Simply, the neocortex (thinking brain) can be bypassed by the thalamus (the brain’s dispatcher) when we sense something threatening and directly engage the amygdala (the emotional brain). The amygdala gets triggered for a primitive stress reaction of fight, flight or freeze.
Normally, the thalamus (brain’s dispatcher) alerts the neocortex (thinking brain), and then the amygdala (emotional brain) responds with an appropriate emotional reaction. When the amygdala gets threatened it can react irrationally and destructively. Daniel Goleman, calls this action an amygdala hijack.
If you’re breathing and involved in life, both inside and outside of work, you will experience an amygdala hijack.
What causes your amygdala hijackings?
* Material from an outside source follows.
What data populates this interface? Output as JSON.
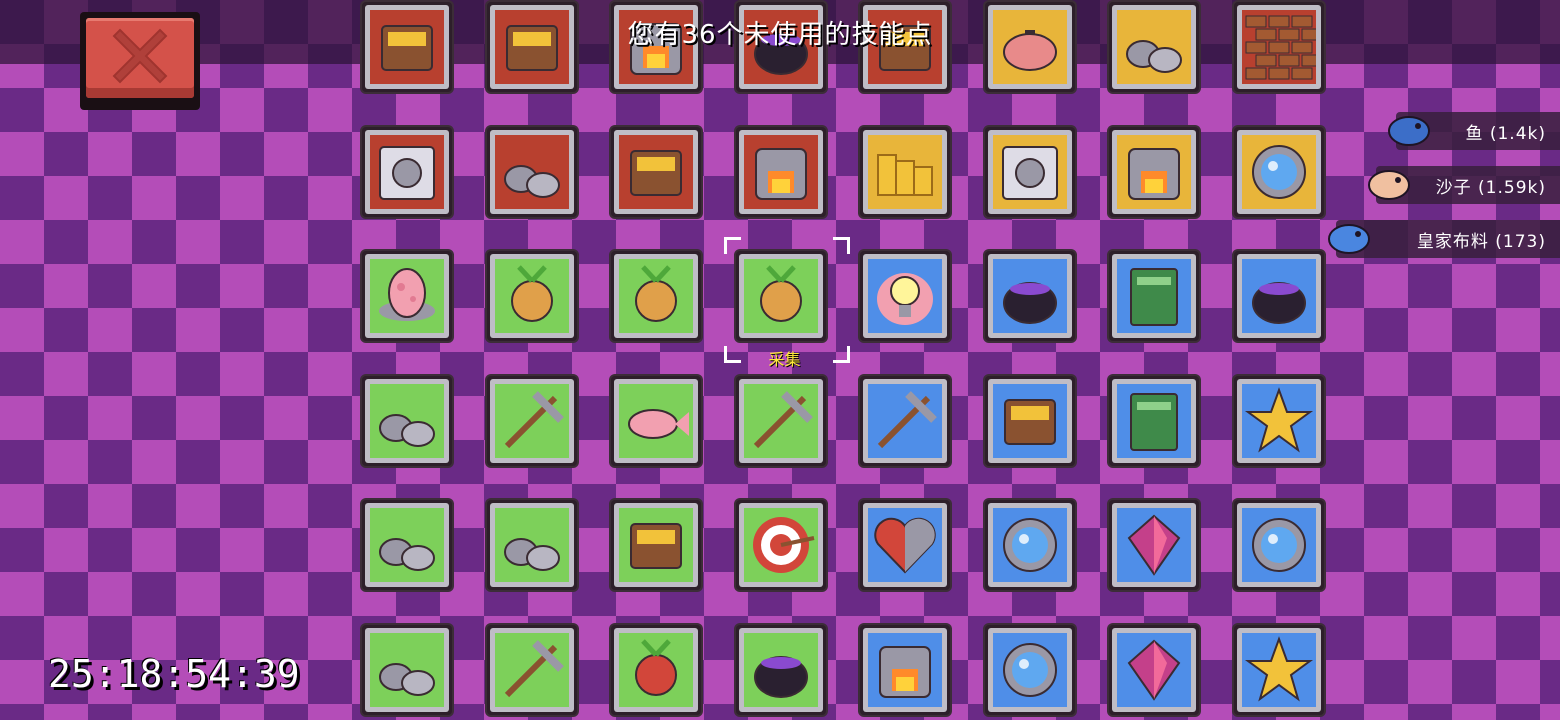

I know mine. Hint: You know you’ve been hijacked when your feelings (mad or sad) move from 5 miles per hour to 100 miles per hour in a matter of seconds. It could be a gesture, an intense interaction with your loved one or an unexpected critical performance review.
Know what causes your amygdala hijackings. Then, apply strategy 3.
Strategy Three– Be strong by practicing new (and sometimes old) skills.
It’s an oldie, but goodie–counting to 10 before you respond, breathing deeply, taking a brisk walk around the building, or excusing yourself for a break.
As a newer leader or employee it’s predictable that emotional feelings will be more intense and with additional experience, insecurities will lesson.
Scheduling time to reflect through journaling, meditating, exercising and enjoying the company of others helps balance your emotional world… and resist impulsive behaviors.
Get used to asking for help. We all benefit from the help you receive.
Seek out a mentor, coach or therapist/consultant. Have support.
Here’s your takeaway…
While showing emotions at work may be perceived as a weakness, dealing with emotions will make you stronger.
Take time to acknowledge your emotions and free up more energy, prepare for the inevitable amygdala hijack by knowing your “hot” buttons and practice skills to resist impulsive verbal and behavioral reactions.